This summer, 26 million youth in the United States will attend camp (NYTimes). Summer camps offer children an opportunity to play and learn new skills, make friends from different backgrounds, enjoy nature, and practice teamwork. Summer camps are an American tradition (CNN). Summer camps have provided summer recreation and education for many communities, including long-standing camps for girls, Jewish youth, working-class kids, and children of color (U.S. History Scene). But the institution of summer camp is also rooted in white supremacy and racial exclusion. Acknowledging summer camp racism in the past and present is necessary if we want them to be a tradition we can all share.
Summer camps were born in the late 19th century as “a scattering of rural camps for white, Protestant, middle- and upper-class boys from Northeastern cities.” White boys were thought to be at risk of “sissification” from their mothers and sisters within middle-class homes. Outside the home, they were supposedly endangered by dirty, polluted cities. The solution was to send boys to male-only camps in pre-industrial, rural environments (U.S. History Scene).
TAKE ACTION
• Support NAYA, Camp Laugh a Lot, the BLM Summer Camp, Transcending Adolescence, CampOUT, Harbor Camps, and Camp Founder Girls.

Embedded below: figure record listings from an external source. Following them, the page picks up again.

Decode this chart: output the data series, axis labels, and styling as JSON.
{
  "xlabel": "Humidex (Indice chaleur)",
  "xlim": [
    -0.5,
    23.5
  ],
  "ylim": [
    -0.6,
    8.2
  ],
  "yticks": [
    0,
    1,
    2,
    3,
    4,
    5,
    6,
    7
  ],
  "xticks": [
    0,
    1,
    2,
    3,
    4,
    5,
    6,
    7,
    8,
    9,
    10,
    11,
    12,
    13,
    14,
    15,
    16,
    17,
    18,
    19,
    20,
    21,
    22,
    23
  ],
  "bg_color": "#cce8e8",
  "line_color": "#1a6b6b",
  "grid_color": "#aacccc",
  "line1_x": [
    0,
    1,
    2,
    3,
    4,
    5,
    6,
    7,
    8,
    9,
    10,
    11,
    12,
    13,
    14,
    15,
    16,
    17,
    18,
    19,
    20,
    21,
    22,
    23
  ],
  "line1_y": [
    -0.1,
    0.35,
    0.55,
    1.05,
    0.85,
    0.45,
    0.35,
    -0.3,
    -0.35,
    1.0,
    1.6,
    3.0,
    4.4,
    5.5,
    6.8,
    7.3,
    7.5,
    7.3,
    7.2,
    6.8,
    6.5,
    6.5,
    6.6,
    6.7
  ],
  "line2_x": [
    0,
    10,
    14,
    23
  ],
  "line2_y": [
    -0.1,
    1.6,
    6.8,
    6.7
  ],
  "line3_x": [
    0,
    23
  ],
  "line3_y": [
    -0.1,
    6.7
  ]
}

• If you or a family member attend a summer camp, call out cultural appropriation and racism.
“The original child whom the first late 19th century camp proponents were imagining was a White boy. And their concern was about the boy’s masculinity, his future leadership and sometimes also his spirituality,” says historian Leslie Paris (NPR).
For decades, summer camps were all-white. The Ku Klux Klan, which had millions of members in the 1920s, sponsored summer camps for members, including teenage boys in the Junior Ku Klux Klan and children in the Ku Klux Kiddies (History). A KKK “Youth Corps” advertised its summer camp into the 1980s (U.S. History Scene). In the 1930s, the German-American Bund ran a 205-acre camp in New Jersey. Teenage members marched in formation behind the flags of the United States and Nazi Germany, chanting, “Heil Hitler! Heil America!” (NJ).
Summer camp racism didn’t stop there. Blackface and minstrel shows were common at summer camps well into the 20th century, even after they declined in popularity elsewhere (U.S. History Scene, NHPR). A 1942 Milwaukee YMCA camp brochure featured a photo of white boys playing a carnival game labeled “Hit the [n-word] Baby!” This “once-popular carnival game,” which involved throwing eggs or baseballs at a Black person, was being advertised as one of the “Special Events” campers would enjoy (Snopes, USA Today).
Summer camps remained largely segregated until the 1960s. The legacy of summer camp racism persists to the present day. There’s a “long tradition” of summer camps assigning campers to “tribes,” raising “totem poles,” using “war paint,” and holding “powwows.” This Indigenous appropriation is especially offensive given that campgrounds, like the rest of the so-called United States, were stolen from Native people, and Indigenous youth were banned from white-only summer camps for much of their history. In recent years, some summer camps have finally decided to retire offensive names and traditions (CNN).
And summer camps’ roots in promoting conservative gender roles mean they also continue to exclude LGBTQ+ youth. The Boy Scouts of America banned gay members until 2014 (PBS), with chapters still permitted to “use religious beliefs as criteria for selecting leaders, including sexuality.” Unlike the Girl Scouts, the Boy Scouts have taken no action toward including transgender members (ACLU).
If you or a family member is attending a summer camp, you should demand an end to cultural appropriation. And we should expand access to summer camps to youth from oppressed communities traditionally excluded from the experience. Summer camp costs can be prohibitive, so broadening access ensures that it’s not just “middle- and high-income kids who get to continue their education through camps” (NYTimes). NAYA’s Camp Rise is free for Native youth from 2nd to 8th grade (NAYA). Camp Laugh A Lot serves Lakota youth on the Pine Ridge Reservation (First Nations Development Institute). The Black Lives Matter Summer Camp is for Black children in Utah (BLM Utah). Camp Founder Girls, founded in 1924, is the United States’ oldest camp for Black girls (Camp Founder Girls).
KEY TAKEAWAYS
• Summer camps were racially segregated until the 1960s.
• Many summer camps featured blackface and minstrel shows.
• Many U.S. summer camps feature offensive “Native American” motifs to this day.